United States v. Riverside Bayview, 474 U.S. 121 (1985), was a United States Supreme Court case challenging the scope of federal regulatory powers over waterways as pertaining to the definition of "waters of the United States" as written in the Clean Water Act of 1972. The Court ruled unanimously that the government does have the power to control intrastate wetlands as waters of the United States. This ruling was effectively revised in Rapanos v. United States (2006), in which the Court adopted a very narrow interpretation of "navigable waters."

==Prior history==
The case involves developer Riverside Bayview Homes Inc., which began placing fill materials on its property near the shores of Lake St. Clair, Michigan. The Army Corps of Engineers (Corps) filed suit in Federal District Court to prevent Riverside Bayview from filling its property without dredge and fill exception from the Corps as required under Clean Water Act §404.

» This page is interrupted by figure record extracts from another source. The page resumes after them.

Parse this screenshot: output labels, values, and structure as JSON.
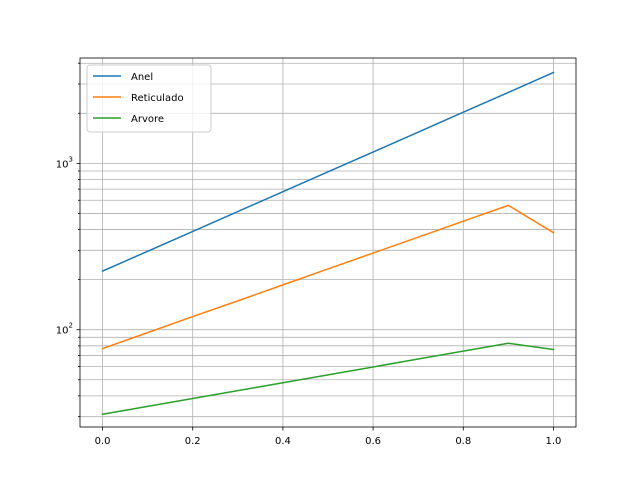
{
  "chart_data": {
    "type": "line",
    "title": "",
    "xlabel": "",
    "ylabel": "",
    "xscale": "linear",
    "yscale": "log",
    "xlim": [
      -0.05,
      1.05
    ],
    "ylim": [
      26,
      4300
    ],
    "grid": "both (major and minor)",
    "legend_position": "upper left",
    "x": [
      0.0,
      0.1,
      0.2,
      0.3,
      0.4,
      0.5,
      0.6,
      0.7,
      0.8,
      0.9,
      1.0
    ],
    "series": [
      {
        "name": "Anel",
        "color": "#1f77b4",
        "values": [
          225,
          296,
          390,
          513,
          676,
          890,
          1170,
          1540,
          2030,
          2670,
          3520
        ]
      },
      {
        "name": "Reticulado",
        "color": "#ff7f0e",
        "values": [
          77,
          96,
          120,
          149,
          186,
          232,
          289,
          360,
          449,
          559,
          383
        ]
      },
      {
        "name": "Arvore",
        "color": "#2ca02c",
        "values": [
          31,
          34.6,
          38.6,
          43.0,
          48.0,
          53.5,
          59.7,
          66.6,
          74.3,
          82.9,
          76
        ]
      }
    ],
    "xticks": [
      {
        "value": 0.0,
        "label": "0.0"
      },
      {
        "value": 0.2,
        "label": "0.2"
      },
      {
        "value": 0.4,
        "label": "0.4"
      },
      {
        "value": 0.6,
        "label": "0.6"
      },
      {
        "value": 0.8,
        "label": "0.8"
      },
      {
        "value": 1.0,
        "label": "1.0"
      }
    ],
    "yticks": [
      {
        "value": 100,
        "base": "10",
        "exp": "2"
      },
      {
        "value": 1000,
        "base": "10",
        "exp": "3"
      }
    ]
  }
}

The Eastern Michigan District Court held that the property was freshwater wetlands under the Corps's regulatory definition, which reads, "those areas that are inundated or saturated by surface or ground water at a frequency and duration sufficient to support, and that under normal circumstances do support, a prevalence of vegetation typically adapted for life in saturated soil conditions", and as such is subject to the Corps's permit authority because the lands were characterized by those conditions, and the property was adjacent to a body of navigable water. The Court of Appeals reversed, arguing that the Corps overstepped the definition of "waters of the United States", and took the view that the Corps's authority under the Clean Water Act and its implementing regulations must be narrowly construed to avoid a taking without just compensation in violation of the Fifth Amendment, and therefore Riverside Bayview was free to fill its property without obtaining a permit.

==Decision==
Writing the opinion for a unanimous Court, Justice Byron White ruled that neither the imposition of the permit requirement itself nor the denial of a permit would constitute taking, and that other legislation such as the Tucker Act exist to provide compensation for takings that may result. The Court ruled that the District Court did not err in its finding that the property falls within the Corps's regulatory definition of wetlands. White added that the Clean Water Act's language, policies, and history compel a holding that the Corps acted reasonably in its interpretation of its authorities over discharge material in wetlands.